The Auto Channel
The Largest Independent Automotive Research Resource
The Largest Independent Automotive Research Resource
Official Website of the New Car Buyer

Discount Auto Parts, Inc. Adopts Stockholder Rights Plan

28 November 2000

Discount Auto Parts, Inc. Adopts Stockholder Rights Plan

    LAKELAND, Fla.--Nov. 27, 2000--Discount Auto Parts, Inc. today announced that its Board of Directors has adopted a stockholder rights plan and declared a dividend of one preferred stock purchase right (a "Right") for each outstanding share of common stock of the Company.
    "We believe this plan is a prudent step in protecting the interests of Discount Auto Parts stockholders," said Peter Fontaine, Chairman and CEO. "This plan, which is similar to plans adopted by many U.S. public companies, does not prevent a takeover; however, it does seek to ensure that all stockholders will receive a fair price and equitable treatment in the event of an unsolicited attempt to acquire the Company. The plan is intended to encourage anyone seeking to acquire the company to negotiate in good faith with the Board of Directors but should not interfere with any acquisition of the Company on terms that are favorable and fair to all the stockholders. The adoption of the plan is not in response to any pending takeover threat and the Board is not aware of any planned takeover attempts. It is a precaution to guard against abusive or takeover tactics, such as partial tender offers and open market accumulations by which a third party might gain control of the Company without providing adequate value to all our stockholders."
    The issuance of the Rights does not in any way affect the Company's business plans. The issuance of the Rights has no dilutive effect on the number of shares of common stock outstanding, will not affect reported earnings per share and will not change the manner in which the Company's common stock is currently traded.
    The non-taxable dividend distribution of the Rights will be made on Dec. 14, 2000 to the Company's stockholders of record on that date.

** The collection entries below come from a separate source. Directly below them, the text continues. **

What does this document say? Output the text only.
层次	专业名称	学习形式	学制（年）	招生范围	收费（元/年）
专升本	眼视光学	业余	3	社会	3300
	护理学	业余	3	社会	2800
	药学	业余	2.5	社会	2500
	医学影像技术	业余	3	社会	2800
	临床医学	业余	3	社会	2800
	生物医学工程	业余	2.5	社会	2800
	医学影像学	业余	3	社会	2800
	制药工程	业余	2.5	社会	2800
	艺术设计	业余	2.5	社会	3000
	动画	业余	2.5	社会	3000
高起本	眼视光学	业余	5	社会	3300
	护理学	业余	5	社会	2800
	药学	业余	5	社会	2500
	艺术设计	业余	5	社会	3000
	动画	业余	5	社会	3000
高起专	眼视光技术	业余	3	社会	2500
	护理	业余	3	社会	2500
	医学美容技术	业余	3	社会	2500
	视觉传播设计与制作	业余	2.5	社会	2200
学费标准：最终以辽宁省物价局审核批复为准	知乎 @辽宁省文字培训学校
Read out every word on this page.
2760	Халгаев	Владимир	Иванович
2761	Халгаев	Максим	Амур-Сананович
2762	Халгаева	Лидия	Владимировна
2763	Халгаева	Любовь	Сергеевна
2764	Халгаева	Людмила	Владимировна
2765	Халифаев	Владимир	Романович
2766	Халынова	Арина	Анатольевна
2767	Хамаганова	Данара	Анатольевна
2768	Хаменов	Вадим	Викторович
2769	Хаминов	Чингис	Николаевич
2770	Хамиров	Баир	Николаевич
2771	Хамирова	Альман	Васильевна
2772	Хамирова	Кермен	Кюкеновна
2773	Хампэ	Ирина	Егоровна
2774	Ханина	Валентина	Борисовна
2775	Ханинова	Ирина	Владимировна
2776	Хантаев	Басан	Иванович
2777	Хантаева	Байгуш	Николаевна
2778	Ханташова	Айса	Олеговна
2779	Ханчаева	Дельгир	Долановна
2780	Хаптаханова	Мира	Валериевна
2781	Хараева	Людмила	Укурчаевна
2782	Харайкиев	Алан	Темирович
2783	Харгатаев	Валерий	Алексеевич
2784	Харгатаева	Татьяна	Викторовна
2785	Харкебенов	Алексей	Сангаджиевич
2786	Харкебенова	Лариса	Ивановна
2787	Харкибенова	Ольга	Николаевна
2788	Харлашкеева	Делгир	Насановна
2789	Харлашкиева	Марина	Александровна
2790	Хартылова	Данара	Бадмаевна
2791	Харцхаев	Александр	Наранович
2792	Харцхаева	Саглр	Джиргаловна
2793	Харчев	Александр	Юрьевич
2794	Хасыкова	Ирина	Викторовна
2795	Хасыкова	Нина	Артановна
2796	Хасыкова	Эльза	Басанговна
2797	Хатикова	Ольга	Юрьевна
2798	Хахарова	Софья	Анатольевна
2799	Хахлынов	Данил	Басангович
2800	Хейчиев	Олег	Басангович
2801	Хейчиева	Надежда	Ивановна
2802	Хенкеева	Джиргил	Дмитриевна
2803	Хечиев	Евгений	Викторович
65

Initially, the Company will not issue certificates representing the Rights. Instead, the Rights will trade with and as part of the Company's common stock until such time, if ever, as the Rights become exercisable upon certain triggering events.
    The Rights generally will become exercisable if a person or group of persons acquires 15% or more of the Company's common stock or announces a tender offer, the consummation of which would result in ownership by a person or group of persons of 15% or more of the Company's common stock. However, the fact that a person already owns 15% or more of the Company's common stock at the time the stockholder rights plan becomes effective generally will not cause the Rights to become exercisable unless that person acquires an additional 1.5% of the Company's common stock.
    When exercisable, each Right will entitle the registered holder to purchase from the Company one one-hundredth of a share of the Company's Series A Junior Participating Preferred Stock, at an initial price of $35.00 per one one-hundredth of a share, subject to adjustment. The Preferred Stock is a new series of stock authorized in connection with the adoption of the stockholder rights plan.
    In addition, if, after the Rights become exercisable, the Company is acquired in a merger or other business combination transaction, or sells 50% or more of its assets or earnings power, each Right will entitle its holder (other than the aquiror) to purchase, at the Right's then current exercise price, a number of the acquiring company's common shares having a market value of twice the Right's exercise price.
    The plan also includes an exchange option. Generally, after the Rights become exercisable, the board of directors may, at its option, exchange part or all of the Rights for shares of the Company's common stock. Under this option, the Company would issue one share of common stock for each outstanding Right. This exchange would not apply to shares held by the person or group whose actions triggered the exercisability of the Rights.
    Also, at the option of the board of directors, the Company may redeem all Rights for $.01 per Right at any time prior to the time the Rights become exercisable. The Rights are scheduled to expire on Dec. 13, 2010, unless earlier redeemed, exchanged or amended by the board of directors.